How to import a json from a file on cloud storage

2019-02-23 21:42发布

问题:

I am trying to import a file (json.txt) from cloud storage to Bigquery via the api and have errors thrown. When this is done via the web ui, it works and has no errors (I even set maxBadRecords=0). Could someone please tell me what Im doing incorrectly here? Is the code wrong, or do I need to change some settings in Bigquery somewhere?

The file is a plain text utf-8 file with contents as follows: Ive kept to the docs on bigquery and json imports.

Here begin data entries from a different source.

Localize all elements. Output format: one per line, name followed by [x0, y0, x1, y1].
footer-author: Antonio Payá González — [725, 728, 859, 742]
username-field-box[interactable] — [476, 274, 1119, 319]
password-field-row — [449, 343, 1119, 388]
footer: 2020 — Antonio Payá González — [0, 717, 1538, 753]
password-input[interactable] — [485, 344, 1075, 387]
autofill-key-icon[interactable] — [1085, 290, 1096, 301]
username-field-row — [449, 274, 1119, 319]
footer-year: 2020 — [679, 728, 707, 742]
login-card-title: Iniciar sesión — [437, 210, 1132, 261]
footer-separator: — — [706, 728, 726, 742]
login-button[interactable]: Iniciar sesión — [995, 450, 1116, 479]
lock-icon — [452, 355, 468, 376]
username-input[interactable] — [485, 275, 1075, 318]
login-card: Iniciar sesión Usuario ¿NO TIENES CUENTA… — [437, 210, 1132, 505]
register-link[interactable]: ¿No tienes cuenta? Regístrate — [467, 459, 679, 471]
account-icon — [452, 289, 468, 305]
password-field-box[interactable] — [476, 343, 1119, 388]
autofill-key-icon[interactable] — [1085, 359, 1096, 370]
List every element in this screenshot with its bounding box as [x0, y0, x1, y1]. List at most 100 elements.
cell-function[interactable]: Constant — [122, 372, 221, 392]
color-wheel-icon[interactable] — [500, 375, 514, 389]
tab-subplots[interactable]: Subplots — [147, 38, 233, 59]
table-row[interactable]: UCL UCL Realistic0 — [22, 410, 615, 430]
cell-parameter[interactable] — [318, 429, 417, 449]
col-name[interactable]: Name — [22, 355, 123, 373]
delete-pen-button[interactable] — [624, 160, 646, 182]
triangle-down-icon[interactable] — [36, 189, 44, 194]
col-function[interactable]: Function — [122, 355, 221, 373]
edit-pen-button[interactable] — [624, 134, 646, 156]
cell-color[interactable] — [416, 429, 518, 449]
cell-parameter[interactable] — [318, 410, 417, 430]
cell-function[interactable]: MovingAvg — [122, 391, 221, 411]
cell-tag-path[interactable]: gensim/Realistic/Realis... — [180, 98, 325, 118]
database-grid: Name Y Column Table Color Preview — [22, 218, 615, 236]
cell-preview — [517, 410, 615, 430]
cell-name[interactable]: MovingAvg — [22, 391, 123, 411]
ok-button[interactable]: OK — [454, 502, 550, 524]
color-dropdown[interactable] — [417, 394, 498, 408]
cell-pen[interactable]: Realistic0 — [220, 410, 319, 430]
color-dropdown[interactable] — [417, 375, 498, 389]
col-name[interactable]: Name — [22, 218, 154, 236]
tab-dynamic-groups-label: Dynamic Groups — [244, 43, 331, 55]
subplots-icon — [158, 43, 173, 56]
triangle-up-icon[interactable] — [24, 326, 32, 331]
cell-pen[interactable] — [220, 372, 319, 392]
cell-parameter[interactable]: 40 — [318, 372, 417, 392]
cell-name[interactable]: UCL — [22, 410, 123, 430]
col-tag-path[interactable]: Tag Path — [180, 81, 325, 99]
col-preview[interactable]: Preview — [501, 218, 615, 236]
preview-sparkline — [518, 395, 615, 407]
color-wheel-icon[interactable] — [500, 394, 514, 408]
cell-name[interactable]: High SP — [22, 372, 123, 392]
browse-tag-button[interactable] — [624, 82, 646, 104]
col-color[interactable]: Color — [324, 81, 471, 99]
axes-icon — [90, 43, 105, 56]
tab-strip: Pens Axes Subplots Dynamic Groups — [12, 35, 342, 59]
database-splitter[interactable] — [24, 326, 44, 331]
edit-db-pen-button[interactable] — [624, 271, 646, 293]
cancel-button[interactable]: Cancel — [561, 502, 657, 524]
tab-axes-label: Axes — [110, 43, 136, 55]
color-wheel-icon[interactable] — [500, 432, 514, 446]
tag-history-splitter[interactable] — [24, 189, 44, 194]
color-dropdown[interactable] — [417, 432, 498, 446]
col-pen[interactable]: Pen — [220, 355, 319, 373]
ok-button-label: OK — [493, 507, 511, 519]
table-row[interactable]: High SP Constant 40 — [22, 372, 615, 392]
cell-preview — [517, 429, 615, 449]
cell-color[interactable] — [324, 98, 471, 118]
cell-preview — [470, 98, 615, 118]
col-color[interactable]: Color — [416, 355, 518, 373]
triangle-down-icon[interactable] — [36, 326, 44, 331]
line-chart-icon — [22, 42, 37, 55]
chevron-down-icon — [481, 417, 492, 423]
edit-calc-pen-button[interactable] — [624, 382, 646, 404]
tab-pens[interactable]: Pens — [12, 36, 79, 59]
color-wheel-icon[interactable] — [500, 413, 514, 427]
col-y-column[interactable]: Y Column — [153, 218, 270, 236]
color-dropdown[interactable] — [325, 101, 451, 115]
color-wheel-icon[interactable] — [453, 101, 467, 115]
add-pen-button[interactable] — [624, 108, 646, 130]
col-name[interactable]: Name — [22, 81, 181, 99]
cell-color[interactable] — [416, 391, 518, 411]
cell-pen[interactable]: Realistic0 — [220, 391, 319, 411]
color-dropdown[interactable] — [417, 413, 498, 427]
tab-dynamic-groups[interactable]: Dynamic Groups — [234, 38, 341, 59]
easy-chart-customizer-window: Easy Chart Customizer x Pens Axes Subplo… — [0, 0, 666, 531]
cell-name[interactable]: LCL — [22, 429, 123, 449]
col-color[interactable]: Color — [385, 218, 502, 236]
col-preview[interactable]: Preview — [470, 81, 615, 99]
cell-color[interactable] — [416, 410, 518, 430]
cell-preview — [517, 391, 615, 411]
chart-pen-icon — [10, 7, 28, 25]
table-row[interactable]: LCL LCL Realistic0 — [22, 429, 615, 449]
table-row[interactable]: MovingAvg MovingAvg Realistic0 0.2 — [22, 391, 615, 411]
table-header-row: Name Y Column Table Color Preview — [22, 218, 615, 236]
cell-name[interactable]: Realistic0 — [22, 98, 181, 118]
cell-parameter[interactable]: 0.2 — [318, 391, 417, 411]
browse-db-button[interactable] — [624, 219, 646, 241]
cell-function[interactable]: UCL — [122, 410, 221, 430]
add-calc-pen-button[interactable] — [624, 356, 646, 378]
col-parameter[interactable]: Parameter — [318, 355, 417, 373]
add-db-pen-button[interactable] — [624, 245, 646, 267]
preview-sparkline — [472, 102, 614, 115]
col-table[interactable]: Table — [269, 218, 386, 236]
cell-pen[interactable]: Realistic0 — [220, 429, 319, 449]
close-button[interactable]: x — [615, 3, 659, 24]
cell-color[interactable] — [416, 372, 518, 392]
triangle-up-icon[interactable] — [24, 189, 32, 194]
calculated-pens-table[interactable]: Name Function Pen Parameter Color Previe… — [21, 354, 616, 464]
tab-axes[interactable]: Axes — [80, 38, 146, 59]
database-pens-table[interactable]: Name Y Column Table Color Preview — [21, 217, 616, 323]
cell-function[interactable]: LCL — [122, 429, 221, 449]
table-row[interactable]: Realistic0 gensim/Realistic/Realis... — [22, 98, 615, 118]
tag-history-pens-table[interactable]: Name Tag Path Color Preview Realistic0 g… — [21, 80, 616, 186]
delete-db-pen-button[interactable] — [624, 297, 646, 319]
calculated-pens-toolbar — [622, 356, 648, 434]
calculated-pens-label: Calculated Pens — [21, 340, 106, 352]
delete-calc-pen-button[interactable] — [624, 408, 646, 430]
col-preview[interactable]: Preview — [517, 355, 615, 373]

{"person_id":225,"person_name":"John","object_id":1}
{"person_id":226,"person_name":"John","object_id":1}
{"person_id":227,"person_name":"John","object_id":null}
{"person_id":229,"person_name":"John","object_id":1}

and on importing the job throws the following error: "Value cannot be converted to expected type." for every single line.

    {
    "reason": "invalid",
    "location": "Line:15 / Field:1",
    "message": "Value cannot be converted to expected type."
   },
   {
    "reason": "invalid",
    "location": "Line:16 / Field:1",
    "message": "Value cannot be converted to expected type."
   },
   {
    "reason": "invalid",
    "location": "Line:17 / Field:1",
    "message": "Value cannot be converted to expected type."
   },
  {
    "reason": "invalid",
    "location": "Line:18 / Field:1",
    "message": "Value cannot be converted to expected type."
   },
   {
    "reason": "invalid",
    "message": "Too many errors encountered. Limit is: 10."
   }
  ]
 },
 "statistics": {
  "creationTime": "1384484132723",
  "startTime": "1384484142972",
  "endTime": "1384484182520",
  "load": {
   "inputFiles": "1",
   "inputFileBytes": "960",
   "outputRows": "0",
   "outputBytes": "0"
  }
 }
}

The file can be accessed here: http://www.sendspace.com/file/7q0o37

and my code and schema are as follows:

def insert_and_import_table_in_dataset(tar_file, table, dataset=DATASET)
config= {
  'configuration'=> {
      'load'=> {
        'sourceUris'=> ["gs://test-bucket/#{tar_file}"],
        'schema'=> {
          'fields'=> [
            { 'name'=>'person_id', 'type'=>'INTEGER', 'mode'=> 'nullable'},
            { 'name'=>'person_name', 'type'=>'STRING', 'mode'=> 'nullable'},
            { 'name'=>'object_id',  'type'=>'INTEGER', 'mode'=> 'nullable'}
          ]
        },
        'destinationTable'=> {
          'projectId'=> @project_id.to_s,
          'datasetId'=> dataset,
          'tableId'=> table
        },
        'sourceFormat' => 'NEWLINE_DELIMITED_JSON',
        'createDisposition' => 'CREATE_IF_NEEDED',
        'maxBadRecords'=> 10,
      }
    },
  }

result = @client.execute(
  :api_method=> @bigquery.jobs.insert,
  :parameters=> {
     #'uploadType' => 'resumable',          
      :projectId=> @project_id.to_s,
      :datasetId=> dataset},
  :body_object=> config
)

# upload = result.resumable_upload
# @client.execute(upload) if upload.resumable?

puts result.response.body
json = JSON.parse(result.response.body)    
while true
  job_status = get_job_status(json['jobReference']['jobId'])
  if job_status['status']['state'] == 'DONE'
    puts "DONE"
    return true
  else
   puts job_status['status']['state']
   puts job_status 
   sleep 5
  end
end
end

Could someone please tell me what I am doing wrong? What do I fix and where?

Also at some point in the future, I expect to be using compressed files and importing from them- is the "tar.gz" ok for that or do I need to make it a ".gz" only?

Thank you in advance for all help. Appreciate it.

回答1:

You're getting hit by the same thing that a lot of people (including me) have gotten hit by -- you are importing a json file but not specifying an import format, so it defaults to csv.

If you set configuration.load.sourceFormat to NEWLINE_DELIMITED_JSON you should be good to go.

We've got a bug to make it harder to do or at least be able to detect when the file is the wrong type, but I'll bump the priority.